Laporan Wartawan Tribunnews.com, Seno Tri Sulistiyono
TRIBUNNEWS.COM, JAKARTA - Pemerintah diminta mempertimbangkan aspek pemulihan ekonomi nasional dalam mengambil kebijakan cukai hasil tembakau (CHT) pada 2022.
Direktur Eksekutif Indef Tauhid Ahmad mengatakan, kebijakan perlu difokuskan formula yang baku dengan tetap memperhatikan pengendalian atau kesehatan, tenaga kerja.
Kemudian, dari sisi penerimaan negara, peredaran rokok ilegal dan petani tembakau dengan mempertimbangkan data terkini tiap tahunnya.
Baca juga: Mata Rantai IHT Berharap Kenaikan Cukai Hasil Tembakau Mempertimbangkan Keberlangsungan Usaha
"Konsistensi dalam pelaksanaan penerapan formula atau dimensi, sehingga dapat memberikan kepastian bagi kesehatan, dunia usaha maupun masyarakat," kata Tauhid saat webinar Akurat Solusi Tema: Reformulasi Kebijakan Cukai Rokok & Masa Depan Industri Hasil Tembakau, yang ditulis Senin (8/11/2021).
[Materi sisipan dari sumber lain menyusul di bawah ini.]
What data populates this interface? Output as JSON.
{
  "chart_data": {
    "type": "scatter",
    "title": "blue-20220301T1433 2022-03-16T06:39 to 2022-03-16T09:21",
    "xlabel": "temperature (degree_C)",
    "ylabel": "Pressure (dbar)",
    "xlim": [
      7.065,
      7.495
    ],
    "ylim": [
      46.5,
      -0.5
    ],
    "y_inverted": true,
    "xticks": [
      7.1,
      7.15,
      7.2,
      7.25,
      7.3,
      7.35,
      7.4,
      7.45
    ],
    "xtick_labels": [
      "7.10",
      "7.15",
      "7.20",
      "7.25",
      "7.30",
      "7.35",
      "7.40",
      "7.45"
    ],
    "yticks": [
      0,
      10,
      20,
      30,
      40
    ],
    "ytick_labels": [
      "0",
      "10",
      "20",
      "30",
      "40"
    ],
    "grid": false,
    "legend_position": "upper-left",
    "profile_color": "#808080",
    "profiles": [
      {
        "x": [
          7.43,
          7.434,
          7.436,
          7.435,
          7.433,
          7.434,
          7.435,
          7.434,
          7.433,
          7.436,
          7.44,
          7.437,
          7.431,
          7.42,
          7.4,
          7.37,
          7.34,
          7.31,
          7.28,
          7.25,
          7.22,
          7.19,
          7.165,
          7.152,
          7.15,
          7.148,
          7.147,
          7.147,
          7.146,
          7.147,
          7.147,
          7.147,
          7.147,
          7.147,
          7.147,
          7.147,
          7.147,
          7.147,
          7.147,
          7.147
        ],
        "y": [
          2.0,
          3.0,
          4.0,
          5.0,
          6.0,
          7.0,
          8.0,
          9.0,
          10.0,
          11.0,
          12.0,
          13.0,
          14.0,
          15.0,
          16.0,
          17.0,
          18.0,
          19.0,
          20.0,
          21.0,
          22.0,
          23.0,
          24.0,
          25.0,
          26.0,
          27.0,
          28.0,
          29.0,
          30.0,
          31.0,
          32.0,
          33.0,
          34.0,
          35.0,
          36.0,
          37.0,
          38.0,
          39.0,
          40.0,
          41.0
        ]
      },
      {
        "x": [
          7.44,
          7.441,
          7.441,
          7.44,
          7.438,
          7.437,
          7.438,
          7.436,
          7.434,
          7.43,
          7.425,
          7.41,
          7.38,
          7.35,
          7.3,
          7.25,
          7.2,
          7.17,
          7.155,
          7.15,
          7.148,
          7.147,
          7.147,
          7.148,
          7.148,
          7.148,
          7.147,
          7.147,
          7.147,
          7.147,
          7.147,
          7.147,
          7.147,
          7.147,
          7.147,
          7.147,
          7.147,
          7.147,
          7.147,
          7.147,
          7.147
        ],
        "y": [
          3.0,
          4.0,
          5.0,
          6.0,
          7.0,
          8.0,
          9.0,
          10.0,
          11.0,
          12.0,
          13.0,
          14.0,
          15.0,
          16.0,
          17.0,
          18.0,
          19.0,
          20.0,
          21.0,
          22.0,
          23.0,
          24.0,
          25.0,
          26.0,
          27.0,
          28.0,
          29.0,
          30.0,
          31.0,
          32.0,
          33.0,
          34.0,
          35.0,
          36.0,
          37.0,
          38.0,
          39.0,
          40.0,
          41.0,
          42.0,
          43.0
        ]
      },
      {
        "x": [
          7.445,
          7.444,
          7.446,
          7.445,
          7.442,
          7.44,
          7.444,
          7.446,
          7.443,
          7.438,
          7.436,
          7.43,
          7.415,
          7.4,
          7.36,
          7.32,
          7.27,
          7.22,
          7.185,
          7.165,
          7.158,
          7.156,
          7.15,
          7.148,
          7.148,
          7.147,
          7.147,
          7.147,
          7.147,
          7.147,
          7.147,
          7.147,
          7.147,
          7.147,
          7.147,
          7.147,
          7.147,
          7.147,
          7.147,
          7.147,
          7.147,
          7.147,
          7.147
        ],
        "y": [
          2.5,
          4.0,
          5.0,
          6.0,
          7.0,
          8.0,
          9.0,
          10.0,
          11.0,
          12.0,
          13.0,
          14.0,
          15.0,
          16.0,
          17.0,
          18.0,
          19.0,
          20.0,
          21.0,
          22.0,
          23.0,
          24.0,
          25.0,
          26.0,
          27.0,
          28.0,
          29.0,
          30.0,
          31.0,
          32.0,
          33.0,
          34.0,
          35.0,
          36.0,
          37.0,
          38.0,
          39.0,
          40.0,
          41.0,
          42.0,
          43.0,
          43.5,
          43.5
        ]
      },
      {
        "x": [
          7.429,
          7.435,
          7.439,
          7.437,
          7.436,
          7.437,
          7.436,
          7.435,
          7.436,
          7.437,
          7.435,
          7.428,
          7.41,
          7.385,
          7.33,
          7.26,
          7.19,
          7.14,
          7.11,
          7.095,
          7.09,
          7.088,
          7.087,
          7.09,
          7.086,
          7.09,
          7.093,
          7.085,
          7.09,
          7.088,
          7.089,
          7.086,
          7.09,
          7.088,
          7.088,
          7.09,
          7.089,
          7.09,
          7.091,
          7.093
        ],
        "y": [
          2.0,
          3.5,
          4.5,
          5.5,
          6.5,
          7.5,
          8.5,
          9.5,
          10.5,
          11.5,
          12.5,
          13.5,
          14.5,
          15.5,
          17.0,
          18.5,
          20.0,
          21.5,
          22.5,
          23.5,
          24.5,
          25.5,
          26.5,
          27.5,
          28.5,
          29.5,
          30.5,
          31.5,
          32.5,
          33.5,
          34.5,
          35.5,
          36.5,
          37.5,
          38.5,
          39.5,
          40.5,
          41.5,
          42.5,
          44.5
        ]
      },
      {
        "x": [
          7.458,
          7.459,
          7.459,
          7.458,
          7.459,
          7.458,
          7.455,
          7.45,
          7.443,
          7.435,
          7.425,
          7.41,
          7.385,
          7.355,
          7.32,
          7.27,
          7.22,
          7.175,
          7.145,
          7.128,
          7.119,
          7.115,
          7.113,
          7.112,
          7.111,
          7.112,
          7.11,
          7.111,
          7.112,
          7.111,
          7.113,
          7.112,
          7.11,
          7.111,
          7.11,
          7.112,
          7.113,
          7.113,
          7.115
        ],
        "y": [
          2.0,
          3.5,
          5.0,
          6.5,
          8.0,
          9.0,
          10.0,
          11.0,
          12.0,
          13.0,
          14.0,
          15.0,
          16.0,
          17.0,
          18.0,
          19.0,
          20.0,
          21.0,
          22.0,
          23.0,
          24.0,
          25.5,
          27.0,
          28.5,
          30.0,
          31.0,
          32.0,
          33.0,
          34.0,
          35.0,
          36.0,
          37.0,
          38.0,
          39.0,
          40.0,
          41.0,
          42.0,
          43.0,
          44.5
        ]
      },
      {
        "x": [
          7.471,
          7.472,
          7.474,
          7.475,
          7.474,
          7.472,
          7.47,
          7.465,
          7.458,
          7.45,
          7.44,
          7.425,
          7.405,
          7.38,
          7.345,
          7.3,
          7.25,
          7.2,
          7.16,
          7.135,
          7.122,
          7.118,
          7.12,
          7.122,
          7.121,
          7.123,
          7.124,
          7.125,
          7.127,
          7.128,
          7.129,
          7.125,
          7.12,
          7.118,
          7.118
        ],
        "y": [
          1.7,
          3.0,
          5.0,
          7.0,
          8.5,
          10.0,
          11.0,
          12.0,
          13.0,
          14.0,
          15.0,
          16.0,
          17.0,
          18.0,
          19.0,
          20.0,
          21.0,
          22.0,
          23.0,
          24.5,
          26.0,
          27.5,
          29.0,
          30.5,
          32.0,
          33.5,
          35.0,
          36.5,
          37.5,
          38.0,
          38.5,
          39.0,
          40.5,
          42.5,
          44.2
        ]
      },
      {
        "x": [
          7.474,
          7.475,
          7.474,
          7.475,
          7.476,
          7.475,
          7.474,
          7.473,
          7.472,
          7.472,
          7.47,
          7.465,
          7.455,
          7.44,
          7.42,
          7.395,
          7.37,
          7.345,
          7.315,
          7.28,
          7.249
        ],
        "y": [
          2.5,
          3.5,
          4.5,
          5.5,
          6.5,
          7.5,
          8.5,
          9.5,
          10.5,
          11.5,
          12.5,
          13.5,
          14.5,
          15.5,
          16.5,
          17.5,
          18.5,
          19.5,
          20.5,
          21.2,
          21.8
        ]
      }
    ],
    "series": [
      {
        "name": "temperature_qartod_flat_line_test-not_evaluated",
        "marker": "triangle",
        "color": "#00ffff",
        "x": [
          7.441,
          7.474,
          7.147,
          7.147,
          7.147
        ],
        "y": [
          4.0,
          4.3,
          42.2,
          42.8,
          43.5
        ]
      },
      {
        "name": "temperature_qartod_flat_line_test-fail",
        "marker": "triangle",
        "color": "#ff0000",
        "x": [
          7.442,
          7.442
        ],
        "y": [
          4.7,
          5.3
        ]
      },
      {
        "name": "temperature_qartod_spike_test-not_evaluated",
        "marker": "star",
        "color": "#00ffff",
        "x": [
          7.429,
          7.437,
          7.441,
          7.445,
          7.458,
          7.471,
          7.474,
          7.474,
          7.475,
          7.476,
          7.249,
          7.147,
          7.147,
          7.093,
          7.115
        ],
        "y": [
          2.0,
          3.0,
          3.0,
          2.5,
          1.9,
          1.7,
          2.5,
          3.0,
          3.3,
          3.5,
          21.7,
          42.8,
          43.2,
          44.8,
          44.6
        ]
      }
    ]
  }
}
Kepala Subdirektorat Tarif Cukai dan Harga Dasar Direktorat Teknis dan Fasilitas Cukai, Direktorat Jenderal Bea Cukai (DJBC) Akbar Harfianto menyatakan, pertimbangan kebijakan cukai hasil tembakau didasari pada landasan empat pilar kebijakan meliputi pengendalian konsumsi (aspek kesehatan), peredaran rokok ilegal, keberlangsungan tenaga kerja, optimalisasi penerimaan negara.
Baca juga: Kenaikan Tarif Cukai Rokok Dinilai Tidak Sejahterakan Petani dan Buruh
Total beban pajak atas rokok di Indonesia mencapai 62 persen termasuk cukai, PPN, dan pajak rokok mendekati rata-rata beban pajak di negara berpendapatan tinggi.
“Pada tahun 2020, penerimaan cukai HT terhadap perpajakan mengalami kenaikan menjadi 13,2 persen, dimana rata-rata proporsi penerimaan cukai HT sebesar 10,2 persen," paparnya.